Of the 14,900 schools with buildings constructed between 1930 and 1990, only 42 percent had carried out work to identify the presence of RAAC by May 2023. The DfE has identified 572 schools that may contain RAAC and 24 requiring immediate action. In May, the DfE pledged to provide funding for remedial work in schools where RAAC poses an immediate risk.

The report notes, “Since summer 2021, DfE has assessed the threat to safety in school buildings as a critical risk”. However, NAO’s report found there was “insufficient capital funding to address structural issues [which contributes] to the severity of the risk.” Just £2.3 billion a year was spent on school estates between 2016-17 and 2022-23, around half the £5.3 billion a year in capital funding which the DfE said was required to “maintain schools and mitigate the most serious risks of building failure.”

Capital spending on school buildings declined by 50 percent in real terms since 2010 under the whiplash of austerity by successive governments. Since then, public debt has piled higher still to finance corporate bailouts during the pandemic and to fund the astronomical costs of NATO’s proxy war in Ukraine.

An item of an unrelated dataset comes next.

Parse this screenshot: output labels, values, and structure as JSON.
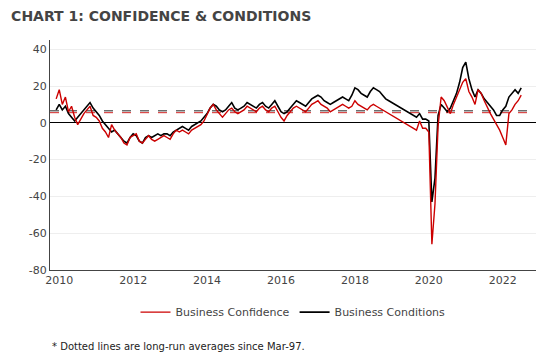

The report into school buildings also identified long-known dangers associated with asbestos used in around 13,800 “system-built” school blocks, of which over a quarter may have deteriorated. The DfE has approved plans to assess just 200 and has yet to even employ specialists for the job. According to the National Education Union (NEU), 300 school staff have died from mesothelioma since 2001, a deadly cancer associated with exposure to asbestos. It is estimated that classroom asbestos has killed 10,000 pupils and teachers in schools during the last four decades. 

The Sunak government has launched an all-party inquiry into the use of RAAC in public buildings. It will prove as toothless as every other government inquiry. Each Whitehall department has been instructed to assign one civil servant to locate RAAC.

Joint general secretary of the NEU Kevin Courtney responded to the report saying, “If we are to prevent something catastrophic happening, such as building collapse, and to finally get to grips with the hidden killer asbestos in our schools, action must be taken—and significant funding put in place.”

Something catastrophic has already happened, namely when the NEU and other education unions worked with the Johnson government to herd staff and students back into unsafe schools at the height of the COVID pandemic. Aside from the untold deaths which resulted from this criminal policy, its long-term consequences are evident in Long COVID. Children who caught Covid are exhibiting a range of health problems including poor concentration and a sudden spike in the incidence of type 1 diabetes. This form of diabetes is linked to immune response, which COVID-19 can disrupt.

In February, the NEU, NASUWT, Unison, Unite, GMB and Community wrote an open letter to Education Secretary Gillian Keegan highlighting the “shocking” state of schools which could end up “costing lives”, asking the government what action it was taking to eradicate the risk of building collapse.

Apart from futile appeals to the government, the unions will do nothing to ensure the safety of schools. They are currently trying to wind up the teachers’ dispute over pay, workload and funding, making clear they will accept a below inflation pay offer if only the government will meet them and accept their services.